Did you use meaningful headings?
Did you use a familiar font with at least 12-point type for print media and 16-point type for a website and mobile view?
Did you use white space and reduced clutter?
Did you keep content? In the center of the screen and above the fold?
Did you label links clearly?
Did you use images that facilitate learning and reduce negative emotions? e.g. avoid vaccine imagery that could deter people with needle phobias.
Did you use bold colors with contrast? Avoid dark backgrounds.
Did you create a simple and engaging homepage? Users with limited literacy skills have difficulty processing multiple concepts at the same time, so include as few elements as possible on the homepage.
Did you use labels that reflect words your users know? To help different users find what they need, repeat topics under multiple categories. For example, based on card sorting, content on vaccination eligibility in our vaccine website template appears under three categories: Homepage, Find Vaccines, Phases.
Did you enable easy access to home and menu pages?
Did you ensure that the "Back" buttons work?
Did you use linear information paths? This is especially important in completing vaccine eligibility forms and registering for a vaccination appointment.
Did you include simple search and browse options? Include language translation options for multilingual users.

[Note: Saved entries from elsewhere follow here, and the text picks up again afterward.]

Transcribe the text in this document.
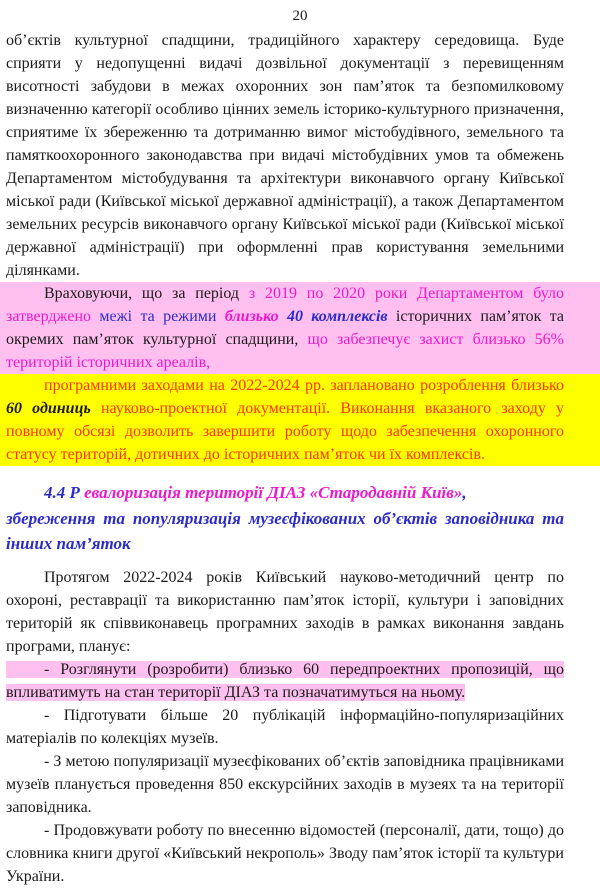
20

об’єктів культурної спадщини, традиційного характеру середовища. Буде сприяти у недопущенні видачі дозвільної документації з перевищенням висотності забудови в межах охоронних зон пам’яток та безпомилковому визначенню категорії особливо цінних земель історико-культурного призначення, сприятиме їх збереженню та дотриманню вимог містобудівного, земельного та памяткоохоронного законодавства при видачі містобудівних умов та обмежень Департаментом містобудування та архітектури виконавчого органу Київської міської ради (Київської міської державної адміністрації), а також Департаментом земельних ресурсів виконавчого органу Київської міської ради (Київської міської державної адміністрації) при оформленні прав користування земельними ділянками.

Враховуючи, що за період з 2019 по 2020 роки Департаментом було затверджено межі та режими близько 40 комплексів історичних пам’яток та окремих пам’яток культурної спадщини, що забезпечує захист близько 56% територій історичних ареалів,

програмними заходами на 2022-2024 рр. заплановано розроблення близько 60 одиниць науково-проектної документації. Виконання вказаного заходу у повному обсязі дозволить завершити роботу щодо забезпечення охоронного статусу територій, дотичних до історичних пам’яток чи їх комплексів.

4.4 Р евалоризація території ДІАЗ «Стародавній Київ»,
збереження та популяризація музеєфікованих об’єктів заповідника та інших пам’яток

Протягом 2022-2024 років Київський науково-методичний центр по охороні, реставрації та використанню пам’яток історії, культури і заповідних територій як співвиконавець програмних заходів в рамках виконання завдань програми, планує:

- Розглянути (розробити) близько 60 передпроектних пропозицій, що впливатимуть на стан території ДІАЗ та позначатимуться на ньому.

- Підготувати більше 20 публікацій інформаційно-популяризаційних матеріалів по колекціях музеїв.

- З метою популяризації музеєфікованих об’єктів заповідника працівниками музеїв планується проведення 850 екскурсійних заходів в музеях та на території заповідника.

- Продовжувати роботу по внесенню відомостей (персоналії, дати, тощо) до словника книги другої «Київський некрополь» Зводу пам’яток історії та культури України.
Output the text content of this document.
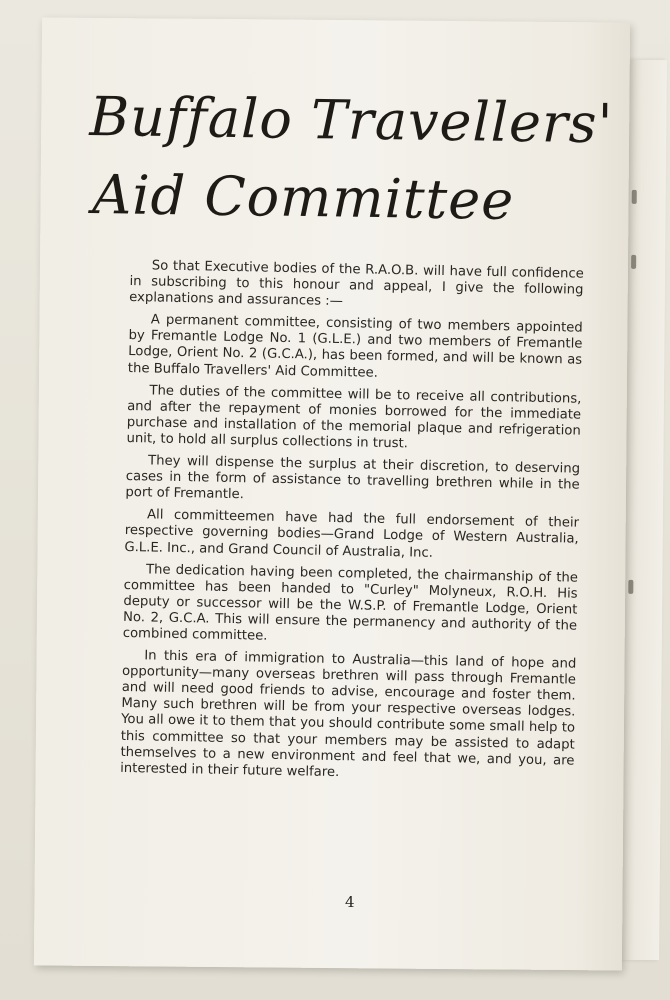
Buffalo Travellers'
Aid Committee

So that Executive bodies of the R.A.O.B. will have full confidence in subscribing to this honour and appeal, I give the following explanations and assurances :—

A permanent committee, consisting of two members appointed by Fremantle Lodge No. 1 (G.L.E.) and two members of Fremantle Lodge, Orient No. 2 (G.C.A.), has been formed, and will be known as the Buffalo Travellers' Aid Committee.

The duties of the committee will be to receive all contributions, and after the repayment of monies borrowed for the immediate purchase and installation of the memorial plaque and refrigeration unit, to hold all surplus collections in trust.

They will dispense the surplus at their discretion, to deserving cases in the form of assistance to travelling brethren while in the port of Fremantle.

All committeemen have had the full endorsement of their respective governing bodies—Grand Lodge of Western Australia, G.L.E. Inc., and Grand Council of Australia, Inc.

The dedication having been completed, the chairmanship of the committee has been handed to "Curley" Molyneux, R.O.H. His deputy or successor will be the W.S.P. of Fremantle Lodge, Orient No. 2, G.C.A. This will ensure the permanency and authority of the combined committee.

In this era of immigration to Australia—this land of hope and opportunity—many overseas brethren will pass through Fremantle and will need good friends to advise, encourage and foster them. Many such brethren will be from your respective overseas lodges. You all owe it to them that you should contribute some small help to this committee so that your members may be assisted to adapt themselves to a new environment and feel that we, and you, are interested in their future welfare.

4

Did you include printer-friendly tools and resources? e.g. provide a link to printable pages. We learned users with limited literacy skills prefer to print pages from a website, rather than read text on a computer screen. Also, they may want to share health information with family members or friends who don't have access to a computer or post it on their fridge.
Did you simplify screen-based controls and enlarge buttons? e.g. design buttons that are easy to find and click. Some users with limited literacy skills do not understand the term "Submit". So use an alternative like "Go" or "Get Started".
Did you include interactive content that users can tailor, but not too much? Users want personalized health information, but they don't want to enter a lot of personal data.
Did you incorporate audio and visual features to build trust in the community? Evidence-based research shows that audio and video can enhance comprehension and retention of online information. Using a role-modeling strategy, such as video testimonials or flyers, is key when engaging the Hispanic community, where adult immunization rates are already much lower than among whites.
Did you include social media for increased engagement and social proof?
If budget allows, did you recruit users with limited literacy and limited health literacy skills from various backgrounds and conduct usability testing? This option may not be practical for health content developers, so, instead, you can use a proxy for health literacy. Usability will help test comprehension in multiple ways, such as having users think out loud as they complete tasks and having them describe what they've read in their own words.
Did you integrate analytics to track users' flow in your digital tools and gauge their behaviors?
Did you recruit diverse moderators and/or researchers for testing? Whenever possible, use moderators who share similar cultural experiences and values when working with people with limited literacy skills and those of diverse demographics.
Did you create plain-language testing documents? e.g. screeners, consent forms, and moderator guides. As a general rule, limit the number of tasks and questions when conducting usability testing with users with limited literacy skills.